Animaux de compagnie

à chacun son chien

Après mûre réflexion, la décision est prise : il est temps d’adopter un compagnon à quatre pattes. Il y a de nouvelles décisions à prendre : faut-il aller chercher un chien dans un refuge ? Faut-il choisir plutôt un chien de race ? Quelle race choisir ?

UN DOSSIER DE MARIE TISON

De race ou non ?

Le petit chien noir ne sait pas s’il est de race pure, issu de lignées illustres, ou s’il est un joyeux mélange de ceci et de cela. Pour lui, tout ce qui compte, c’est de trouver un maître sympathique qui comblera ses besoins en nourriture, en soins, en exercice et en affection.

Ce sont les humains qui se préoccupent de sa race ou de son absence de race. Or, il y a de nombreux avantages à choisir un chien de race, affirme Linda St-Hilaire, représentante du Québec au conseil d’administration du Club canin canadien. « Il y a de la prévisibilité avec un chien de race, fait-elle valoir. Si j’achète un berger allemand de race, je sais le poids, l’allure, le comportement qu’il devrait avoir. Je connais son niveau d’énergie. Je peux même rencontrer au moins un de ses parents. » Évidemment, il peut y avoir des différences, « comme dans n’importe quelle famille ». « Dans une même portée, il y a de plus grands, de plus petits, de plus calmes, de plus excités. »

Il y a quand même des tendances fortes, et un bon éleveur va faire de gros efforts pour s’assurer que ses chiens aboutissent dans une famille adoptive appropriée. « Beaucoup vont vérifier le style de vie de la personne qui adopte, ils regarderont si elle voyage beaucoup à l’étranger, si elle a un plan B dans un tel cas, indique Mme St-Hilaire. La majorité des éleveurs ne veulent pas que le chien se ramasse la moitié de l’année dans une pension, dans une cage. » Certains éleveurs vérifieront si la famille a une cour clôturée. « Certains refuseront de vendre un chien à une famille avec de jeunes enfants parce qu’ils savent que leur race n’est pas appropriée pour cela », déclare Mme St-Hilaire.
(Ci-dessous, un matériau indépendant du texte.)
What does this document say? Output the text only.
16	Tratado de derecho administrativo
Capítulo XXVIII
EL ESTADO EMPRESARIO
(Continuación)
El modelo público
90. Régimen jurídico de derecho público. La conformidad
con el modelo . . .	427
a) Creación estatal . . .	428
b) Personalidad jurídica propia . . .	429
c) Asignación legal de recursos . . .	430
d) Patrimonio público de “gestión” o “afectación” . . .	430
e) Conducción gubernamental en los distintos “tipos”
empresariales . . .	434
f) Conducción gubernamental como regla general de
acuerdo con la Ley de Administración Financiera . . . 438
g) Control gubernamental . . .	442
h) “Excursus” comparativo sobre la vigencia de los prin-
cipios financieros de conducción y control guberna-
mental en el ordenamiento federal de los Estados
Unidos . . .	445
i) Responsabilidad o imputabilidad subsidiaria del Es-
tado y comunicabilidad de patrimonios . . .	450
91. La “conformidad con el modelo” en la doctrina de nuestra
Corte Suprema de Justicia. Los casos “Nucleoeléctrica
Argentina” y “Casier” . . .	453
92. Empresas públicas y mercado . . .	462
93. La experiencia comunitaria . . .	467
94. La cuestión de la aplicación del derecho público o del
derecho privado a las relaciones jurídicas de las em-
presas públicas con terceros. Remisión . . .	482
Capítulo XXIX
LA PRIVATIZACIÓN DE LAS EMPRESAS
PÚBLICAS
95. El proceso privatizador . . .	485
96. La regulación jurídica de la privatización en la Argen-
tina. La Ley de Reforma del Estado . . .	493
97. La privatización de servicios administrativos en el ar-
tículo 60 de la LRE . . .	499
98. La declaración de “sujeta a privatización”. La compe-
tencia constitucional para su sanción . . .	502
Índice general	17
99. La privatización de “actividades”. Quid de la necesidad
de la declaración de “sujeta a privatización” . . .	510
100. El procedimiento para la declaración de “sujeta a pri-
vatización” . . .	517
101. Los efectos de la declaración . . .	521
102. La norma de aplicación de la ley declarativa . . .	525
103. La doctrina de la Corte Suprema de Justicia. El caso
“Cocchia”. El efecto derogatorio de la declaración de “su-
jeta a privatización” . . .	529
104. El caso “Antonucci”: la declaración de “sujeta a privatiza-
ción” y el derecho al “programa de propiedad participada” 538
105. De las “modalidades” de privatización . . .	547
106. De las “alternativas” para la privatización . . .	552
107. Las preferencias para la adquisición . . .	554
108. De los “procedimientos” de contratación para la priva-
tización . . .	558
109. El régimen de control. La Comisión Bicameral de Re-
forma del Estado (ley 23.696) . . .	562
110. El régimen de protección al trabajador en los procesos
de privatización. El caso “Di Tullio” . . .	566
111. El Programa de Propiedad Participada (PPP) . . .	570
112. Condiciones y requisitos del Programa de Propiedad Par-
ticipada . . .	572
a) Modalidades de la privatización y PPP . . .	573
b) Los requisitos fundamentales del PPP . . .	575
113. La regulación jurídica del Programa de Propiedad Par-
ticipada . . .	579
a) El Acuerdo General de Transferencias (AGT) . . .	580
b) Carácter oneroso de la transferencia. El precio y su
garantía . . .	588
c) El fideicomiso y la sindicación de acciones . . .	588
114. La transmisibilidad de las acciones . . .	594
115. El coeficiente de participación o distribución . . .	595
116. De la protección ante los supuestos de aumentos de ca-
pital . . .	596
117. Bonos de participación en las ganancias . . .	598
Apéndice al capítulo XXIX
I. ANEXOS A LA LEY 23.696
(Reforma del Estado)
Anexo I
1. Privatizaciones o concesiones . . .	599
Une bonne bête pour moins cher

Anita Kapuscinska, directrice des communications à la Société pour la prévention de la cruauté envers les animaux (SPCA), fait valoir que l’adoption en refuge a aussi ses avantages. Notamment celui de contrer le problème de surpopulation des animaux et de donner une deuxième chance à des animaux qui le méritent.

« Adopter est souvent bien moins cher que se procurer un chien auprès d’un éleveur ou sur internet, affirme-t-elle. Les frais d’adoption à la SPCA comprennent la stérilisation, la micropuce, les premiers vaccins de base et une garantie de santé : si jamais l’animal tombe malade, la famille peut venir à la SPCA pour le faire voir par un vétérinaire et pour voir le type de traitement dont il a besoin. »

Elle soutient surtout que les chiens à la SPCA sont de bonnes bêtes. S’ils ont été abandonnés, ce n’est pas en raison de problèmes de comportement, mais parce qu’il y a eu un changement de style de vie au sein de la famille initiale.

« Chaque animal à la SPCA subit non seulement une évaluation vétérinaire, mais aussi une évaluation comportementale. »

— Anita Kapuscinska, SPCA

« Chaque animal a sa personnalité, peu importent sa race, son ADN, son apparence physique », souligne-t-elle.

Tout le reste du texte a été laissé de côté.